IARPA RFI – Tapping Security Cameras for Computer Vision and Facial Recoginition Algorithm Training Datasets

Home / Articles / External Non-Government


April 1, 2019 | Originally published by Date Line: April 1 on

For computer vision and facial recognition systems to work reliably, they need training datasets that approximate real-world conditions. So far, researchers have had access to only a small number of image datasets, many of which are heavily populated with still pictures of fair-skinned men. This limitation impacts the accuracy of the technology when it comes across types of images it”s not familiar with – those of women or people of color, for instance.

Another challenge is related to the varying quality of the images on video feeds available from surveillance cameras. Often the cameras” scope and angle, as well as the lighting or weather during a given recording, make it difficult for law enforcement to track or re-identify people from security camera footage as they try to reconstruct crimes, protect critical infrastructure and secure special events.
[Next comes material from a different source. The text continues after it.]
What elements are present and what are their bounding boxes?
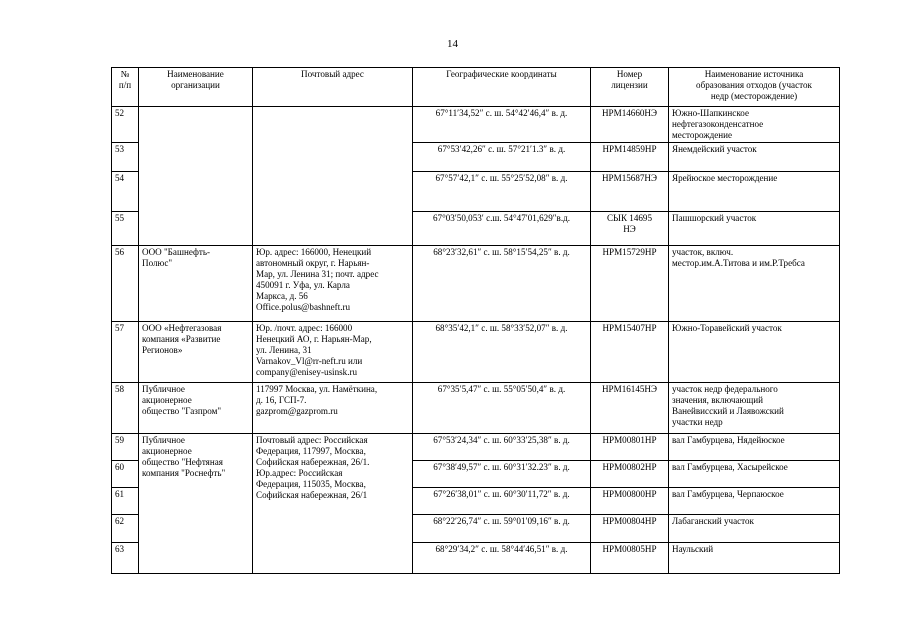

To help solve this problem, the Intelligence Advanced Research Projects Activity has issued a request for information regarding video data that will help improve computer vision research in multicamera networks. IARPA is seeking capability statements for an annotated video collection of 960 hours that includes:

Data collected over multiple days with varying illumination from a network of at least 20 cameras with varying positions, views, resolutions and frame rates that include both overlapping and non-overlapping fields of view.
Data captured over 10,000 sq. meters in urban and semi-urban environments with multiple intersections, buildings entrances/exits and pedestrian foot traffic as well as signs, vehicles, trees and other obstructions.
Data involving a minimum of 5,000 pedestrians and at least 200 subject volunteers given instructions on how to behave and/or where to go in the camera network.

Related Links:

IBM Diversity in Faces (DiF) Dataset – DiF is a large and diverse dataset that seeks to advance the study of fairness and accuracy in facial recognition technology. The first of its kind available to the global research community, DiF provides a dataset of annotations of one million human facial images.

Flickr (Multimedia Commons) YFCC100M Core Dataset – YFCC100M is the largest publicly and freely useable multimedia collection, containing  the metadata of around 99.2 million photos and 0.8 million videos from Flickr, all of which were shared under one of the various Creative Commons licenses.

RFI Information:

FBO Solicitation: Camera Network Research Data Collection

Solicitation Number: IARPA-RFI-19-06
Agency: Office of the Director of National Intelligence
Office: Intelligence Advanced Research Projects Activity
Response Date: May 10, 2019 12:00 pm Eastern

Synopsis: This RFI seeks capability statements relating to the collection of research data from multi-camera video networks in support of computer vision research. Over the past five years, there have been notable advances in computer vision approaches to facilitate tracking and re-identification of persons in security camera networks. However, the primary datasets available to the research community for algorithm training and performance evaluations, while incredibly valuable, are somewhat limited in subject count, camera network scope, and environmental factors, resulting in a disconnect between the data being leveraged by researchers and the types of video data that would exist in actual video networks utilized by public safety and law enforcement entities. Further research in the area of computer vision within multi-camera video networks may support post-event crime scene reconstruction, protection of critical infrastructure and transportation facilities, military force protection, and in the operations of National Special Security Events.